I have recently been through the process of coding two rather large private perl projects where I really, really, *wanted* to use threads from perl, because a threaded model mapped very well to my problem space. So let me tell you what I found out during those projects, and what I wish for:

1) Perl ithreads are only just starting to stabilize. If you expect your installed base to include Bob's Old Redhat Box with perl 5.8.0 (or worse, 5.6.x on it), just forget about threads right now and save yourself a lot of greif.

2) perldoc perlthrtut has a section that concludes with a very important statement: "Perl Threads Are Different.". All I really wanted was POSIX-style threads. I was prepared to properly deal with locking and mutexes and the whole nine yards. My Operating System supports POSIX-style threads in C, but perl's threading is a completely different beast. I'm sure it was done this way in some hope of having nearly-identical threading behavior across a wide array of underlying threads implementations, but I have to conclude that it sucks.

At many times during the 2nd project, I seriously considered just starting over in C and building up some libraries and macros to make the code nearly as compact as perl, and using some standard regex library to make up for that part. In the end the compromise I ended up making (in both cases) was to use a multi-process model and "share" data via freeze/thaw over the top of various IPC mechanisms (sysv shm, semaphores, disk files w/ locks - at one point I even invented my own perl message queueing module to handle inter-process message-passing with disk-persistence).

The whole thing left a bad taste in my mouth. My projects are considerably less efficient at what they do than they would have been if ithreads had turned out to be what I hoped it was - a mirror of the underlying posix threads layers.

What do I want out of perl threading?

I want all data to be shared by default when a thread spawns from another.
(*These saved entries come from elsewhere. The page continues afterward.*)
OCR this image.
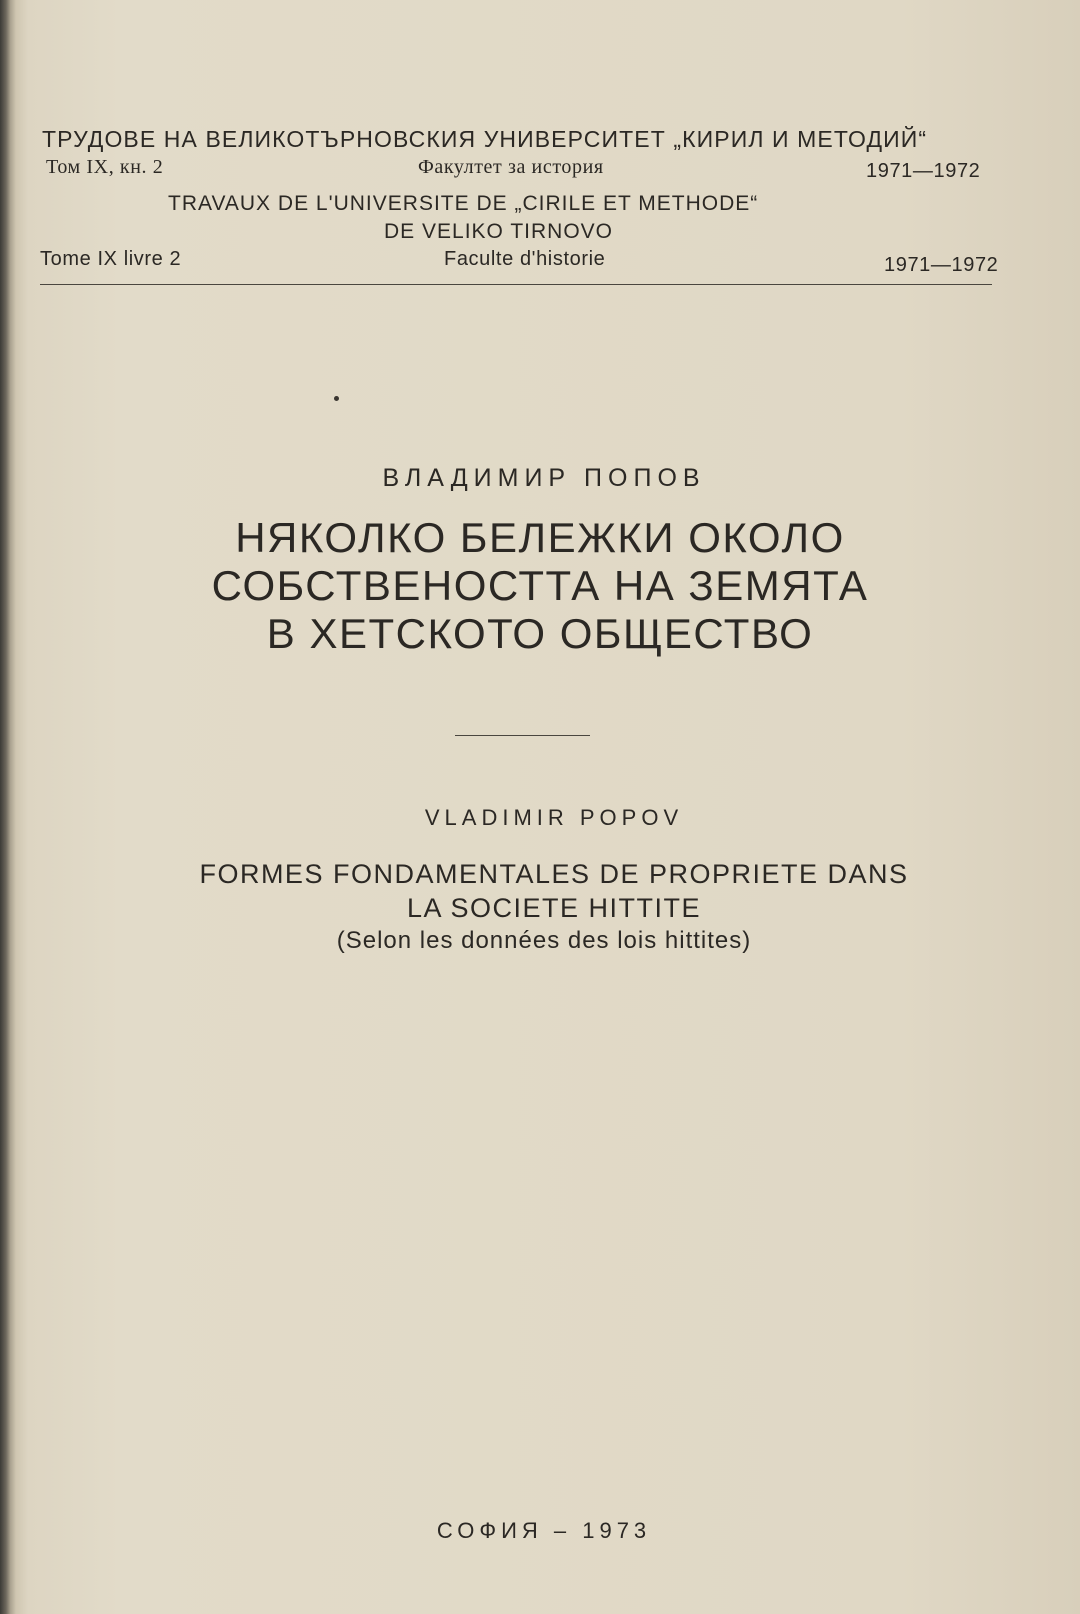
ТРУДОВЕ НА ВЕЛИКОТЪРНОВСКИЯ УНИВЕРСИТЕТ „КИРИЛ И МЕТОДИЙ“
Том IX, кн. 2	Факултет за история	1971—1972
TRAVAUX DE L'UNIVERSITE DE „CIRILE ET METHODE“
DE VELIKO TIRNOVO
Tome IX livre 2	Faculte d'historie	1971—1972
ВЛАДИМИР ПОПОВ
НЯКОЛКО БЕЛЕЖКИ ОКОЛО
СОБСТВЕНОСТТА НА ЗЕМЯТА
В ХЕТСКОТО ОБЩЕСТВО
VLADIMIR POPOV
FORMES FONDAMENTALES DE PROPRIETE DANS
LA SOCIETE HITTITE
(Selon les données des lois hittites)
СОФИЯ – 1973
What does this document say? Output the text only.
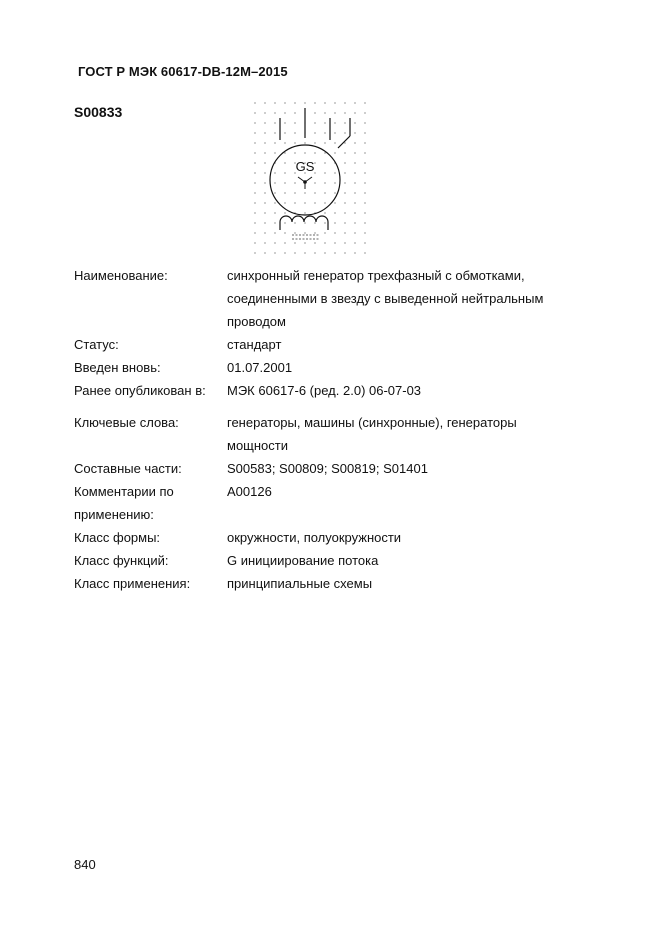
ГОСТ Р МЭК 60617-DB-12M–2015
S00833
GS
Наименование:	синхронный генератор трехфазный с обмотками,
соединенными в звезду с выведенной нейтральным
проводом
Статус:	стандарт
Введен вновь:	01.07.2001
Ранее опубликован в:	МЭК 60617-6 (ред. 2.0) 06-07-03
Ключевые слова:	генераторы, машины (синхронные), генераторы
мощности
Составные части:	S00583; S00809; S00819; S01401
Комментарии по
применению:
A00126
Класс формы:	окружности, полуокружности
Класс функций:	G инициирование потока
Класс применения:	принципиальные схемы
840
I want to be forced to explicitly declare thread-local storage.

If you're going to force me to explicitly share data, I want shared data to be transparent and completely functional. Doing share($x), and finding that $x->{foo}->{bar}->[3]->{zip} is not in fact shared, sucks.

I want POSIX threading, exposed through perl, to operate basically just like it does in C.

Is it so much to ask for?

Replies are listed 'Best First'.
Re^2: Threading vs perl
by BrowserUk (Patriarch) on Jun 27, 2005 at 12:40 UTC
    All I really wanted was POSIX-style threads. I was prepared to properly deal with locking and mutexes and the whole nine yards. My Operating System supports POSIX-style threads in C, but perl's threading is a completely different beast.

    You mention using 5.6.1. The threading model exposed in 5.6.1 is almost exactly what you say you want. A thin veneer over the POSIX threads API. Everything shared by default. Full access to all of the POSIX locking and mutex functions.

    My suggestion to you, is to try writing one or two mildly complex applications using 5.6.1. This is the only way that you will see and understand the difficulties involved in trying to translate the techniques that you would employ using this api at the C level into programs that also have to contend with the realities of Perl's "fat" internal datastructures and inherently non-reentrant core apis.

    Only then will you understand that you don't want what you think you want.


    Examine what is said, not who speaks -- Silence betokens consent -- Love the truth but pardon error.
    Lingua non convalesco, consenesco et abolesco. -- Rule 1 has a caveat! -- Who broke the cabal?
    "Science is about questioning the status quo. Questioning authority".
    The "good enough" maybe good enough for the now, and perfection maybe unobtainable, but that should not preclude us from striving for perfection, when time, circumstance or desire allow.
Re^2: Threading vs perl
by etcshadow (Priest) on Jun 24, 2005 at 23:57 UTC
    Precisely. So well stated, that I don't think I could add a damn thing. One of those instances when I wish that there were a mechanism to convert 10 votes into a +2 or 40 votes into a +3.